Он замолчал. Когда встретились наши взгляды, он поник головой, опуская свой взор,..

Хотелось подшутить, бросить колкое, сострить смешное, чтобы разрядить обстановку, увести подальше мрачные мысли сына, но язык сковало, как по чьей-то команде. В мозгу пронеслась команда – нельзя, после чего судорожные спазмы жевательных мышц рта, крепко держали, тот рот «на замке» и «те уздцы» языка до принятия сознаньем правильного решения. Настал момент когда нельзя было что либо просто сказать, что бы только что то сказать. За короткое время, что он молчал, надо было понять, чего ему сейчас надо? И в чём он теперь так нуждается? Без ошибки! Найти объяснение того с чем ему пришлось соприкоснуться и чего он не может понять?
За доли тех секунд, сложив в мозгу сказанное им и творившееся с ним, я нашёл, поймал ту нить, связывающее их и то, чем бы смог вылечить его кровоточащую рану, устранить их следы, тех ран, в сердце его, в мыслях, тоже. В жизни бывают определённые моменты когда нужен именно отец, который даст то, в чём он ещё, в силу своей молодости, не осознал, не понял, не встречал. Момент, когда он нуждался именно во мне и именно сейчас. Это был тот момент! И потому, в моём понимании, подсознанье моё тогда сковало мне челюсти, вынуждая рту и языку попридержать свои слова и колкости, ненужные сейчас. Сын встретил на своём пути что-то новое, неизвестное, непонятое им. И я это понял. Интуиция помогла осознать,  изучить и рассмотреть  то полотно, того рассказа, на чём строилось его состояние.

Он нуждался в понимании противоборства двух чувств: чувства страха, как естественного природного инстинкта самосохранения (защитной функции), полученный им с рождения его и служащий ему в сохранении его жизни и, чувства стыда, приобретённого им и выработанный в сознании его - выдуманных правил человечеством для использования в своих отношениях; человека с человеком, человека с обществом, общества с обществом, проявляя в этике, в эстетике, в морали и так противоборствующее теперь с чувством его страха. Было очевидно – в сыне, внутри, сидел страх.

Мне оставалось найти правильное решение. Решение того, как и чем помочь ему, чем вылечит душу молодому моему сыну, мужчине или будущему мужчине, крепкому, здравому, храброму?

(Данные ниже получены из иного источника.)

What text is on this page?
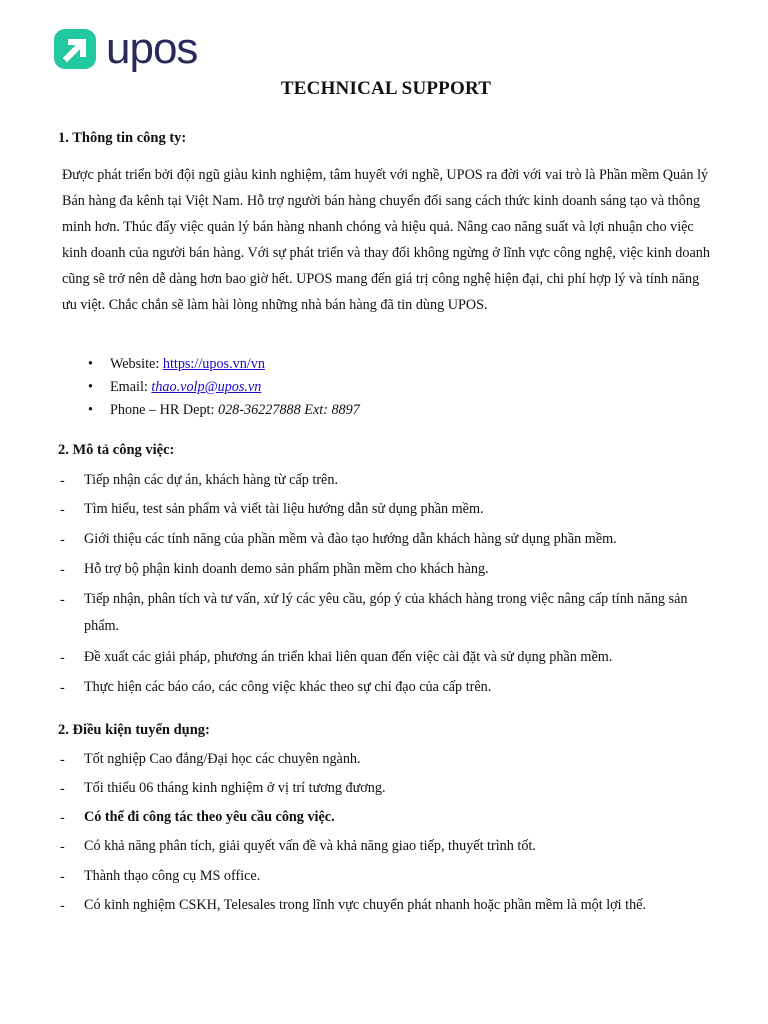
upos
TECHNICAL SUPPORT
1. Thông tin công ty:
Được phát triển bởi đội ngũ giàu kinh nghiệm, tâm huyết với nghề, UPOS ra đời với vai trò là Phần mềm Quản lý Bán hàng đa kênh tại Việt Nam. Hỗ trợ người bán hàng chuyển đổi sang cách thức kinh doanh sáng tạo và thông minh hơn. Thúc đẩy việc quản lý bán hàng nhanh chóng và hiệu quả. Nâng cao năng suất và lợi nhuận cho việc kinh doanh của người bán hàng. Với sự phát triển và thay đổi không ngừng ở lĩnh vực công nghệ, việc kinh doanh cũng sẽ trở nên dễ dàng hơn bao giờ hết. UPOS mang đến giá trị công nghệ hiện đại, chi phí hợp lý và tính năng ưu việt. Chắc chắn sẽ làm hài lòng những nhà bán hàng đã tin dùng UPOS.
• Website: https://upos.vn/vn
• Email: thao.volp@upos.vn
• Phone – HR Dept: 028-36227888 Ext: 8897
2. Mô tả công việc:
- Tiếp nhận các dự án, khách hàng từ cấp trên.
- Tìm hiểu, test sản phẩm và viết tài liệu hướng dẫn sử dụng phần mềm.
- Giới thiệu các tính năng của phần mềm và đào tạo hướng dẫn khách hàng sử dụng phần mềm.
- Hỗ trợ bộ phận kinh doanh demo sản phẩm phần mềm cho khách hàng.
- Tiếp nhận, phân tích và tư vấn, xử lý các yêu cầu, góp ý của khách hàng trong việc nâng cấp tính năng sản phẩm.
- Đề xuất các giải pháp, phương án triển khai liên quan đến việc cài đặt và sử dụng phần mềm.
- Thực hiện các báo cáo, các công việc khác theo sự chỉ đạo của cấp trên.
2. Điều kiện tuyển dụng:
- Tốt nghiệp Cao đẳng/Đại học các chuyên ngành.
- Tối thiểu 06 tháng kinh nghiệm ở vị trí tương đương.
- Có thể đi công tác theo yêu cầu công việc.
- Có khả năng phân tích, giải quyết vấn đề và khả năng giao tiếp, thuyết trình tốt.
- Thành thạo công cụ MS office.
- Có kinh nghiệm CSKH, Telesales trong lĩnh vực chuyển phát nhanh hoặc phần mềm là một lợi thế.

- Это и в правду был кабан, – стал продолжать он свой рассказ, не дожидаясь того, пока я закончу ковыряться в своих мыслях и стану их выкладывать. - И рост, как раз тот, который показывал на себе дядя Абдулкадыр. Большие клыки уже были в крови. Я смотрел на него и не мог шевельнуться. Перед глазами появился ты. Или твой образ!? Не знаю! Спокойно улыбался и хотел как бы мне что-то сказать. Но я не мог тебя понять!? ... Пытался, хотел угадать, но слова «пуколка», «дроби», «беги» не давали мыслить.
Я молчал, напряжённо пытаясь найти и этому объяснения. Было больно за него, хотелось помочь, хотелось защитить, огородить от предстоящей беды. Мысли о том, что могло произойти и о том, что образ мой, наверное, не помог ему, сжимали сердце. Переживания крепчали, ещё и потому, что я не знал как и чем закончится эта история, как и чем мне всё это теперь? Какими словами, поверив самому, утешить его или убедит и его в правильности его действий в том, что бы в дальнейшем он не предпримет? Как найти то, чем смогу заглушить его боль за пережитые мгновения? И очень не хотелось услышать слова о том, что я или мой образ, будучи рядом не помог ему в, не дай Бог, грядущей беде!

Дальше, из рассказа сына, предо мной встала такая картина: - «Боковым зрением, он вдруг в двух метрах от себя видит дядю Абдулкадыра, появившегося ниоткуда. Тот стоит боком к сыну, выдвинув вперед левую ногу и вскинув ружье, целясь в лесного зверя. Громыхнуло. Кабан, как будто напоролся на что-то, остановился, немного потеряв направление движения и необычно широко расставив конечности, пытался не упасть. Держал равновесие. Мотнул головой. После второго грохота его отбросило. Упал, перевернувшись через спину, на левый бок. Через мгновение вскочил, словно опомнился. Взгляд его снова нашёл сына и стал рассматривать так, будто изучал противника, сканировал. Не сводя злого звериного взгляда, как при старте, сильным рывком рванул с места и резко повернул на вдруг появившегося второго обидчика. Отстреляв, вложенных два патрона, дядя Абдулкадыр попытался быстро перезарядить сломанное вдвое ружье. Не получилось. Заминка - заело патрон в патроннике. Кабан приближался. Собравшись с силами, он несся на полном ходу, быстро покрывая то маленькое расстояние между ними для смертельного удара по своему обидчику, желая поквитаться за свою боль, причинённую им, вонзив ему свои смертоносные клыки напоследок, в его плоть.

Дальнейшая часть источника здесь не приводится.